Gustave Flaubert wurde am 12. Dezember 1821 in Rouen (Normandie) geboren und starb 1880 im Alter von 59 Jahren in Croisset. Schon seit seiner Jugend schrieb er Erzählungen und Romane. Aufgrund seiner hohen Ansprüche an sich selbst veröffentlichte er jedoch keines seiner Manuskripte. Sein erstes publiziertes Werk wurde der Roman Madame Bovary, der 1856 im Feuilleton der Revue de Paris erschien und der ihm einen Prozess wegen Verstoßes gegen die Sitten eintrug. Sein schönstes Buch ist für viele seiner Verehrer Drei Geschichten, zugleich sein letztes vollendetes Werk. Zunächst unverstanden, aber noch einflussreicher auf die Entwicklung der europäischen Literatur war der große Roman 'L'Éducation sentimentale. Histoire d'un jeune homme' (1869), der als Lehrjahre der Männlichkeit (Geschichte einer Jugend. Roman, 2020) in der Neuübersetzung von Elisabeth Edl erschien. Gustave Flaubert ist einer der besten Stilisten der französischen Literatur und ein Klassiker des Romans; zusammen mit Stendhal und Balzac bildet er das Dreigestirn der großen Erzähler Frankreichs. Bei Hanser erschien zuletzt die Neuübersetzung Memoiren eines Irren (Roman, 2021).
"Die Romanminiatur ... gibt in hohem, lyrischem Ton Einblick in das Seelenleben eines Jünglings." Thomas Leitner, Falter, 22.10.21
I.
Warum diese Seiten schreiben? – Wozu sind sie gut? – Was weiß ich selbst davon? Meines Erachtens ist es ziemlich dumm, die Menschen nach dem Beweggrund für ihr Handeln und ihr Schreiben zu fragen. – Wissen Sie’s denn selbst, warum haben Sie diese lumpigen Blätter aufgeschlagen, die eines Irren Hand füllen wird?
Ein Irrer. Das macht schaudern. Wer sind Sie, Sie, Leser? in welche Kategorie gehörst du, in die der Dummköpfe oder die der Irren? Wenn du die Wahl hättest, deine Eitelkeit entschiede sich doch für letzteren Zustand. Ja, noch einmal, wozu ist es gut, das frage ich wahrhaftig, ein Buch, das weder lehrreich ist noch amüsant, noch chemisch, noch philosophisch, noch agrikulturell, noch elegisch, ein Buch, das kein Mittel enthält, weder gegen Pickel noch gegen Flöhe, das weder von der Eisenbahn erzählt noch von der Börse, noch von den verborgensten Winkeln des menschlichen Herzens, noch von den Kleidern des Mittelalters, noch von Gott oder Teufel, sondern von einem Irren, das heißt von der Welt, diesem großen Einfaltspinsel, der sich seit so vielen Jahrhunderten dreht im Weltraum, ohne einen Schritt vorwärtszukommen, und der kreischt und der sabbert und der sich selbst zerfleischt.
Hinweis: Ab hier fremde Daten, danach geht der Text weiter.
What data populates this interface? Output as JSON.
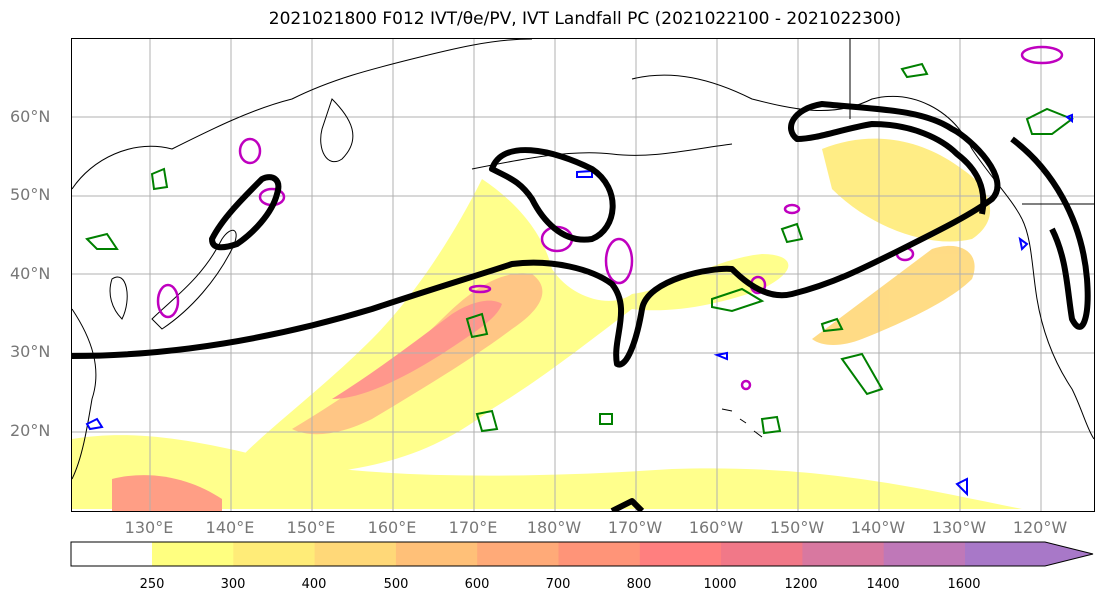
{
  "title": "2021021800 F012 IVT/θe/PV, IVT Landfall PC (2021022100 - 2021022300)",
  "lat_labels": [
    "60°N",
    "50°N",
    "40°N",
    "30°N",
    "20°N"
  ],
  "lon_labels": [
    "130°E",
    "140°E",
    "150°E",
    "160°E",
    "170°E",
    "180°W",
    "170°W",
    "160°W",
    "150°W",
    "140°W",
    "130°W",
    "120°W"
  ],
  "colorbar": {
    "ticks": [
      "250",
      "300",
      "400",
      "500",
      "600",
      "700",
      "800",
      "1000",
      "1200",
      "1400",
      "1600"
    ],
    "colors": [
      "#ffff80",
      "#ffec78",
      "#ffd878",
      "#ffc078",
      "#ffaa78",
      "#ff9478",
      "#ff7f7f",
      "#f17888",
      "#d878a0",
      "#bf78b8",
      "#a878c8"
    ]
  },
  "colors": {
    "black_contour": "#000000",
    "green_contour": "#008000",
    "magenta_contour": "#bf00bf",
    "blue_contour": "#0000ff",
    "gridline": "#b0b0b0",
    "coastline": "#000000"
  }
}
Ich weiß nicht besser als Sie, was Sie lesen werden. Denn das hier ist weder ein Roman noch ein Drama mit festem Plan, oder einer einzigen wohlüberlegten Idee, mit Richtpunkten, damit das Denken sich auf schnurgeraden Wegen dahinschlängelt.
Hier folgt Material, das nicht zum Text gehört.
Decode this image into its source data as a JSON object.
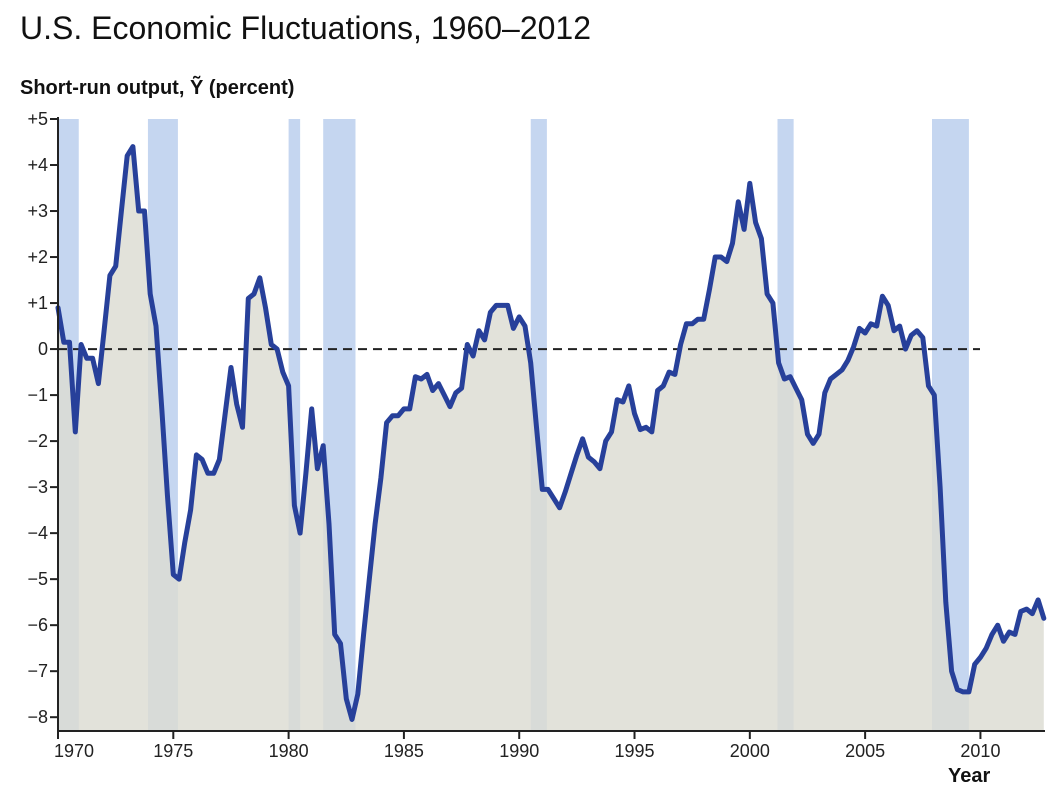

Aber ich will alles auf Papier bringen, was mir durch den Kopf geht, meine Ideen und meine Erinnerungen, meine Eindrücke meine Träume meine Launen, alles, was im Denken oder in der Seele auftaucht – Lachen und Weinen, Weiß und Schwarz, Schluchzer, zunächst dem Herzen entsprungen, dann ausgerollt wie Teig in klangvolle Perioden; – und Tränen, aufgelöst in romantischen Metaphern. Es bedrückt mich jedoch, wenn ich daran denke, ich werde einem Packen Federn die Spitze zerquetschen, ich werde ein Fläschchen Tinte verbrauchen, ich werde den Leser langweilen, und langweilen werde ich mich selbst. Ich habe mich so sehr ans Lachen gewöhnt und an die Skepsis, dass man von Anfang bis Ende beständig Spott finden wird; und fröhliche Leute, die gern lachen, können zu guter Letzt über den Autor lachen und über sich selbst.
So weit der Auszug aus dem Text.